Desde aí, podemos entender que uma das características da pulsão em Lacan é de ser constante, não sendo apenas uma energia cinética, mas como sendo algo que se situa em outro plano. Ele retorna ao tema da pulsão e de seu objeto que, na verdade, está inteiramente relacionado com o objeto que causa desejo, já que a pulsão o contorna.

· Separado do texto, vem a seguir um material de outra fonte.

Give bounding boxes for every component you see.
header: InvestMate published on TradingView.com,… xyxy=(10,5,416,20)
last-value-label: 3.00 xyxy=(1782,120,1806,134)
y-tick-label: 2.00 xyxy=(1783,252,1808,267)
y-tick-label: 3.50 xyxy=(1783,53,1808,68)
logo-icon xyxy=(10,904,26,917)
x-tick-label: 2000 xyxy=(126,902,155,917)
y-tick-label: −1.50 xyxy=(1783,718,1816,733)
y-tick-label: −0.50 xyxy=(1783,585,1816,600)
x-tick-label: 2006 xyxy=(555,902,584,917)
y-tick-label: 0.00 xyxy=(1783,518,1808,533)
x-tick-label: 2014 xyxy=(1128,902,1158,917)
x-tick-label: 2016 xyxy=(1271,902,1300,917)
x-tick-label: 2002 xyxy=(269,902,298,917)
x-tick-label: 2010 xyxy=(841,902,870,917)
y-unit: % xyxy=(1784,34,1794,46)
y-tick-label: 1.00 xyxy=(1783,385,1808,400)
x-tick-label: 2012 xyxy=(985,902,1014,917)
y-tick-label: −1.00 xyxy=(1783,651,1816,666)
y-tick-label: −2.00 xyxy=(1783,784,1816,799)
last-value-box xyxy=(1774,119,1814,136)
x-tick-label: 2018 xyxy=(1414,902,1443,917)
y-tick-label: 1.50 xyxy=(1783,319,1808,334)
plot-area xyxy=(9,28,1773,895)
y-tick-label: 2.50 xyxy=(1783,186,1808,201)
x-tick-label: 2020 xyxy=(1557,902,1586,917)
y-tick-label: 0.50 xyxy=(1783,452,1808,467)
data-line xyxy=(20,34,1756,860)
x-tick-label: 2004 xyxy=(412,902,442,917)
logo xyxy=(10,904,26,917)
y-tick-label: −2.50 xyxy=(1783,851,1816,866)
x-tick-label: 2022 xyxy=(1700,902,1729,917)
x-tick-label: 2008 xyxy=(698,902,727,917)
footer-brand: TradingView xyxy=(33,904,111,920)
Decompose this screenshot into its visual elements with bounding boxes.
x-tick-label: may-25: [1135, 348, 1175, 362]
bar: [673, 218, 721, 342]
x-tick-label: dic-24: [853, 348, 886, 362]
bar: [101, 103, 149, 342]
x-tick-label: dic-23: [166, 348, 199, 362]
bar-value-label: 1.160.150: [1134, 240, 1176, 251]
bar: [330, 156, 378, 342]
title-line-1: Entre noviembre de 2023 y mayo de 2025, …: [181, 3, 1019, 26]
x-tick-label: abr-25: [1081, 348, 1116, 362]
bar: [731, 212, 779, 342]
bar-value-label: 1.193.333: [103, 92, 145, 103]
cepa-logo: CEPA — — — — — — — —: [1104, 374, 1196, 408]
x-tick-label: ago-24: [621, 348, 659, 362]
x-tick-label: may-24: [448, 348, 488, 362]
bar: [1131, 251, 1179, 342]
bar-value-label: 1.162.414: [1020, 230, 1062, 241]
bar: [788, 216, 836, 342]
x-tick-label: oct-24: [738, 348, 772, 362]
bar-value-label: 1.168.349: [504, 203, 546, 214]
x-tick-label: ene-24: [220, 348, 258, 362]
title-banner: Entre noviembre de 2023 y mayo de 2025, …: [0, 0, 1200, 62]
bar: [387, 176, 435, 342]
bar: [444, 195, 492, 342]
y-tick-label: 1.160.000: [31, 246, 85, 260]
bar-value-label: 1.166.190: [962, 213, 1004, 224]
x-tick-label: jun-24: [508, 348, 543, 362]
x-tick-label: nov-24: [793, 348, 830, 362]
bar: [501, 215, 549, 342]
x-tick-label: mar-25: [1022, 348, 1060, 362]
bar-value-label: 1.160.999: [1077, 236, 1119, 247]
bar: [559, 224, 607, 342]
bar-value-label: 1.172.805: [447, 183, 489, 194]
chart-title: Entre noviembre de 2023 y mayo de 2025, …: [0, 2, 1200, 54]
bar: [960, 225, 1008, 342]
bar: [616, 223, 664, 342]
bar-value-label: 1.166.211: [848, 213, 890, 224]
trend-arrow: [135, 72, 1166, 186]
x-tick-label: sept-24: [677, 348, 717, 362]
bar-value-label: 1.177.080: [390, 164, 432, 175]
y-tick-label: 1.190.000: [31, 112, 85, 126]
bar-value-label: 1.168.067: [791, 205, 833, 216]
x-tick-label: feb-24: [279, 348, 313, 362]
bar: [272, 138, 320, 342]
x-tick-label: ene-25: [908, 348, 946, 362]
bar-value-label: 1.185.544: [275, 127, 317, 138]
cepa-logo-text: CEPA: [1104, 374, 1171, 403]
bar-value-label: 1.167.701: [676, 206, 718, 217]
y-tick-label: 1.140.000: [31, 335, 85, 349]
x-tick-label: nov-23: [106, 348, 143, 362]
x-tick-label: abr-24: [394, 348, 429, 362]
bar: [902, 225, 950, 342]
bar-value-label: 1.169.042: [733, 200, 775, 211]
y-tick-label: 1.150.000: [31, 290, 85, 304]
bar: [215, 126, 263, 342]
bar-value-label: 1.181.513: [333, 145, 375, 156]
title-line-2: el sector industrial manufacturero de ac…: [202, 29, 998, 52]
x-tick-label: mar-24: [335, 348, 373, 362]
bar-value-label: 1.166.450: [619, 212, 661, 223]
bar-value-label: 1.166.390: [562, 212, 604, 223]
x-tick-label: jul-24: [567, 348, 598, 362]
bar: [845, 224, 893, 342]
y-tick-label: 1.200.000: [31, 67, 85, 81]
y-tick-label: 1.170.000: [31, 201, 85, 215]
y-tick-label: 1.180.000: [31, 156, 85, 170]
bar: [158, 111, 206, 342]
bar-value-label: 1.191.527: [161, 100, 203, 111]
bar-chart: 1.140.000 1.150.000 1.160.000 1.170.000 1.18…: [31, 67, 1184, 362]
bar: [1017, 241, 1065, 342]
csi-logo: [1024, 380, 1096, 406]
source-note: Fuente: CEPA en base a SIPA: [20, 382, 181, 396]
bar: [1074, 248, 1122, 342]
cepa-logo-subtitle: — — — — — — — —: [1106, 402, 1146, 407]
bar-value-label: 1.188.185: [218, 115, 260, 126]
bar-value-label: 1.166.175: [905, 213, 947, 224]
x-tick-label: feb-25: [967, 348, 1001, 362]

Todavia, ele sustenta que a pulsão pode ser satisfeita, mas só pode pelo fato de que “ela é pulsão parcial, e que seu alvo não é outra coisa

senão esse retorno em circuito” (LACAN, 1998, p. 170). Isso fica claro quando ele trata do seio enquanto este objeto.

A esse seio, na sua forma de objeto, de objeto a causa de desejo, tal como eu trago sua noção – devemos dar uma função tal que pudéssemos dizer seu lugar na satisfação da pulsão. A melhor fórmula nos parece ser esta – a pulsão o contorna (LACAN, 1998, p. 160).

O contorno dado ao objeto pela pulsão expressa ao mesmo tempo uma falta própria do simbólico, à medida que é necessário recortar o real para se permitir uma existência psíquica, como também a própria relação com o real do corpo, já que ele é condição necessária para a existência do sujeito. Nesse caminho, Lacan afirma que a pulsão é uma montagem “pela qual a sexualidade participa da vida psíquica” (LACAN, 1998, p. 167) e que tal montagem está em conformidade com a estrutural de falta do inconsciente. E nesse sentido que Bairrão afirma que “o conceito psicanalítico de pulsão atende à necessidade de pensar o mais medular da realidade subjetiva como significante (inconsciente) e corpo. O corpo faz-se objeto (para a visão, para o tato, etc.), mas originariamente é sujeito” (BAIRRÃO, 2003, p. 44).

Ora, é porque algo se estrutura no aparelho do corpo, bem como na unidade topológica das hiâncias que a pulsão tem seu papel no funcionamento inconsciente. O retorno da pulsão se insere no corpo próprio. Nesse sentido, o corpo parece ter um papel de maior destaque neste seminário, em comparação com os outros - pois os quatro conceitos se apresentam em estreita relação com a dinâmica corporal pensada por Lacan - na medida em que o corpo é tomado por uma abertura. Isto é, podemos pensar o corpo e seu estatuto a partir de seus atos, articulando desde essa dimensão do real viabilizada pelo objeto a. Pode-se dizer, nesses termos então, que o corpo é o real lugar do Outro e que Lacan parece indicar, “onde no real do sujeito se encarnam tais linhas. E obviamente o lugar só pode ser o corpo” (BAIRRÃO, 2003, p. 46).

O que nos parece importante aqui é destacar nosso percurso. Seguimos a construção do objeto a desde sua origem no real, dada a partir da reflexão sobre das Ding e passando por todas as formulações provisórias (La Chose, Agalma, objeto do desejo, objeto “causa do desejo”) ao longo desses cinco seminários que percorremos até chegarmos a formulação de objeto a, objeto da pulsão. Ao percorrer esse longo caminho, muita coisa foi deixada para trás, bem como outras tantas foram pouco exploradas. No entanto, nossa aposta foi que na construção deste objeto Lacan aproxima uma certa compreensão de corpo que escapa a certas formulações triviais, quero dizer, aquelas formulações que se esforçam por ler Lacan a partir de um referencial do registro do simbólico exacerbado e amplamente criticado, ou que se esforçam por não incluir uma dimensão corporal própria do pensamento de Lacan. Nosso objetivo com esta jornada foi de demonstrar que Lacan “passou a tentar mostrar usando apenas uma letra, a letra a, o que era o mais real do corpo para a psicanálise” (SOLER, 1995). Ou seja, há uma peculiaridade na abordagem do corpo na psicanálise de Lacan que nos pareceu estar evidente apenas por este caminho que escolhemos percorrer.